Once upon a time there were two sisters. They lived happily with their loving parents in a small house in an old mill town and everything was perfect. Except it wasn't.

The older sister wasn't happy, because she wanted her family to be like everybody else, and they weren't. She would watch the men go off to work and then call in at the pub on the way home. She would watch them go to football on a Saturday afternoon. She would watch the women hanging out washing on a Monday. She would smell the meals they would cook for their men folk to come home to. They were good honest smells; of stews and pies and roasting meat. She would listen to them gossiping to each other over the fence.

A lot of the time they were gossiping about us, the "odd family" who lived amongst them but were not like them.

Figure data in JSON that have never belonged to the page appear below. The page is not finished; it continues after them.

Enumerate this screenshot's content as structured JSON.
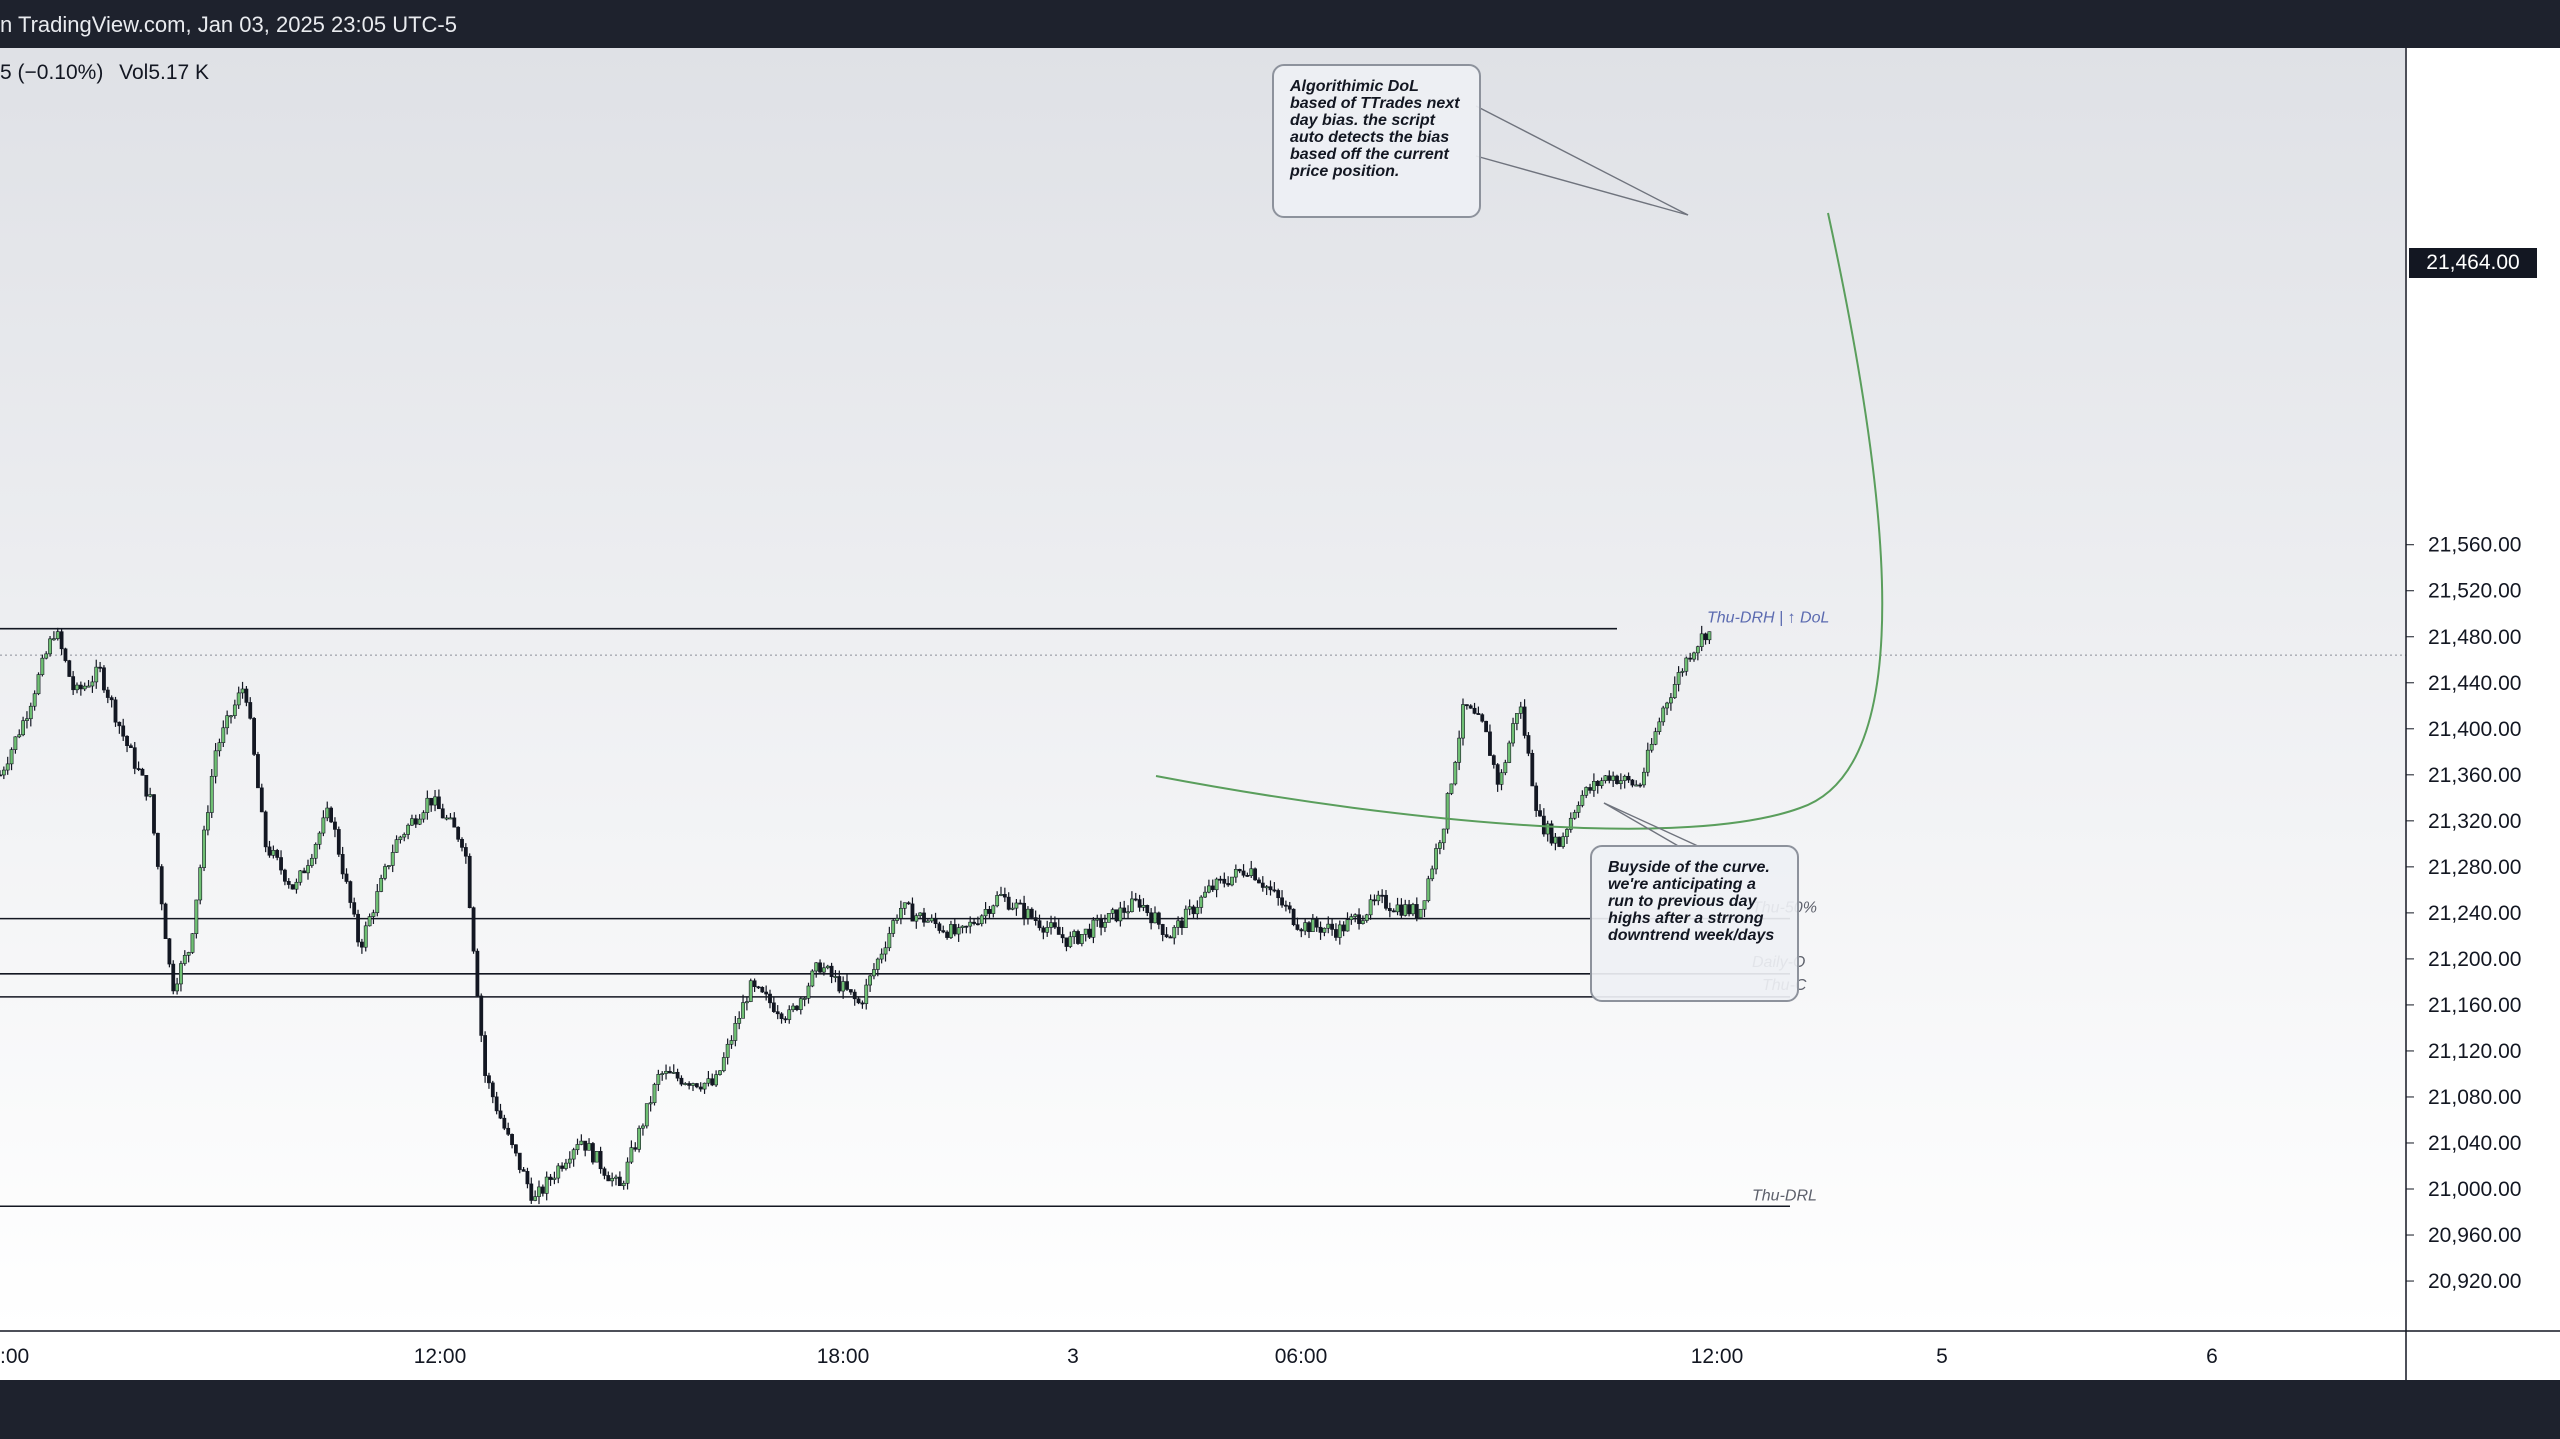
{
  "header": {
    "title": "n TradingView.com, Jan 03, 2025 23:05 UTC-5"
  },
  "legend": {
    "change": "5 (−0.10%)",
    "volume": "Vol5.17 K"
  },
  "current_price": {
    "label": "21,464.00",
    "value": 21464
  },
  "annotations": {
    "dol_note": "Algorithimic DoL based of TTrades next day bias.  the script auto detects the bias based off the current price position.",
    "curve_note": "Buyside of the curve. we're anticipating  a run to previous day highs after a strrong downtrend week/days"
  },
  "colors": {
    "bull": "#6fbf73",
    "bear": "#131722",
    "level_line": "#131722",
    "curve": "#5a9e5c",
    "label_blue": "#5b6ab0",
    "label_gray": "#5d606b"
  },
  "chart_data": {
    "type": "candlestick",
    "y_axis": {
      "ticks": [
        21560,
        21520,
        21480,
        21440,
        21400,
        21360,
        21320,
        21280,
        21240,
        21200,
        21160,
        21120,
        21080,
        21040,
        21000,
        20960,
        20920
      ],
      "tick_labels": [
        "21,560.00",
        "21,520.00",
        "21,480.00",
        "21,440.00",
        "21,400.00",
        "21,360.00",
        "21,320.00",
        "21,280.00",
        "21,240.00",
        "21,200.00",
        "21,160.00",
        "21,120.00",
        "21,080.00",
        "21,040.00",
        "21,000.00",
        "20,960.00",
        "20,920.00"
      ],
      "range": [
        20910,
        21572
      ]
    },
    "x_axis": {
      "tick_labels": [
        ":00",
        "12:00",
        "18:00",
        "3",
        "06:00",
        "12:00",
        "5",
        "6"
      ]
    },
    "levels": [
      {
        "label": "Thu-DRH  |  ↑ DoL",
        "price": 21487
      },
      {
        "label": "Thu-50%",
        "price": 21235
      },
      {
        "label": "Daily-O",
        "price": 21187
      },
      {
        "label": "Thu-C",
        "price": 21167
      },
      {
        "label": "Thu-DRL",
        "price": 20985
      }
    ],
    "price_path": [
      {
        "t": 0,
        "p": 21360
      },
      {
        "t": 25,
        "p": 21410
      },
      {
        "t": 55,
        "p": 21487
      },
      {
        "t": 75,
        "p": 21430
      },
      {
        "t": 100,
        "p": 21450
      },
      {
        "t": 125,
        "p": 21390
      },
      {
        "t": 150,
        "p": 21340
      },
      {
        "t": 172,
        "p": 21175
      },
      {
        "t": 190,
        "p": 21210
      },
      {
        "t": 215,
        "p": 21380
      },
      {
        "t": 245,
        "p": 21440
      },
      {
        "t": 265,
        "p": 21300
      },
      {
        "t": 295,
        "p": 21260
      },
      {
        "t": 330,
        "p": 21330
      },
      {
        "t": 360,
        "p": 21210
      },
      {
        "t": 395,
        "p": 21300
      },
      {
        "t": 430,
        "p": 21340
      },
      {
        "t": 465,
        "p": 21300
      },
      {
        "t": 485,
        "p": 21100
      },
      {
        "t": 510,
        "p": 21040
      },
      {
        "t": 535,
        "p": 20990
      },
      {
        "t": 580,
        "p": 21045
      },
      {
        "t": 620,
        "p": 21000
      },
      {
        "t": 660,
        "p": 21100
      },
      {
        "t": 715,
        "p": 21090
      },
      {
        "t": 750,
        "p": 21175
      },
      {
        "t": 790,
        "p": 21150
      },
      {
        "t": 820,
        "p": 21195
      },
      {
        "t": 860,
        "p": 21160
      },
      {
        "t": 900,
        "p": 21245
      },
      {
        "t": 960,
        "p": 21220
      },
      {
        "t": 1000,
        "p": 21255
      },
      {
        "t": 1070,
        "p": 21215
      },
      {
        "t": 1140,
        "p": 21250
      },
      {
        "t": 1170,
        "p": 21220
      },
      {
        "t": 1210,
        "p": 21260
      },
      {
        "t": 1250,
        "p": 21280
      },
      {
        "t": 1300,
        "p": 21230
      },
      {
        "t": 1340,
        "p": 21225
      },
      {
        "t": 1380,
        "p": 21250
      },
      {
        "t": 1420,
        "p": 21240
      },
      {
        "t": 1445,
        "p": 21320
      },
      {
        "t": 1465,
        "p": 21420
      },
      {
        "t": 1485,
        "p": 21400
      },
      {
        "t": 1500,
        "p": 21350
      },
      {
        "t": 1520,
        "p": 21425
      },
      {
        "t": 1540,
        "p": 21320
      },
      {
        "t": 1560,
        "p": 21300
      },
      {
        "t": 1580,
        "p": 21340
      },
      {
        "t": 1610,
        "p": 21360
      },
      {
        "t": 1640,
        "p": 21350
      },
      {
        "t": 1665,
        "p": 21420
      },
      {
        "t": 1690,
        "p": 21465
      },
      {
        "t": 1710,
        "p": 21488
      },
      {
        "t": 1712,
        "p": 21464
      }
    ]
  }
}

My parents didn't work; they were "artists". My father was a disciple of Lowry. He would paint pictures of terraced houses and factory chimneys, of women queuing outside the butcher's shop and of men on their way to football matches wearing their red and white scarves.

My mother collected wool shed by the sheep on the moors above our town and spun it, dyeing it with wild plants. Then she would knit jumpers. To me they looked awful; shapeless and mud coloured. Why would anyone want to wear them when the shops were full of brightly coloured clothes made from new materials like polyester? But some people did; people like them, who were trapped in the past rather than looking forward to a future where plastic and space ships and nuclear energy would sweep away everything old fashioned.

Even their tastes in music had to be different to everyone else. Not for them the brass bands or the ballads heard on the radio, that everyone else in our street listened to. No, they liked jazz and we would be taken along to listen and hopefully acquire a taste for it. I never did; a discordant jangling that made no sense. Then there were the people we met there. Men who wore polo neck jumpers and odd, foreign looking hats on their heads; berets, they were called. What was wrong with the flat caps normal people wore around our town?

The women were even worse, either wearing the kind of clothes my mother made or slacks. They even smoked in public. They thought they were so wonderful they made up special words for themselves. They were "cool" or "hip" and they called each other "daddy-o". They never considered how ridiculous they looked or sounded as they tried so hard to be different.

But I wanted my parents to be like everyone else. I wanted to fit in, for them to fit in, so we wouldn't be talked about, or given odd looks in the street. I wanted us to be normal, anonymous people who got on with their lives. I didn't want to be the one sat on my own at school because the other children avoided me. I wanted friends who would come and play, but they never did, so I learnt to ignore them and turned my back on them.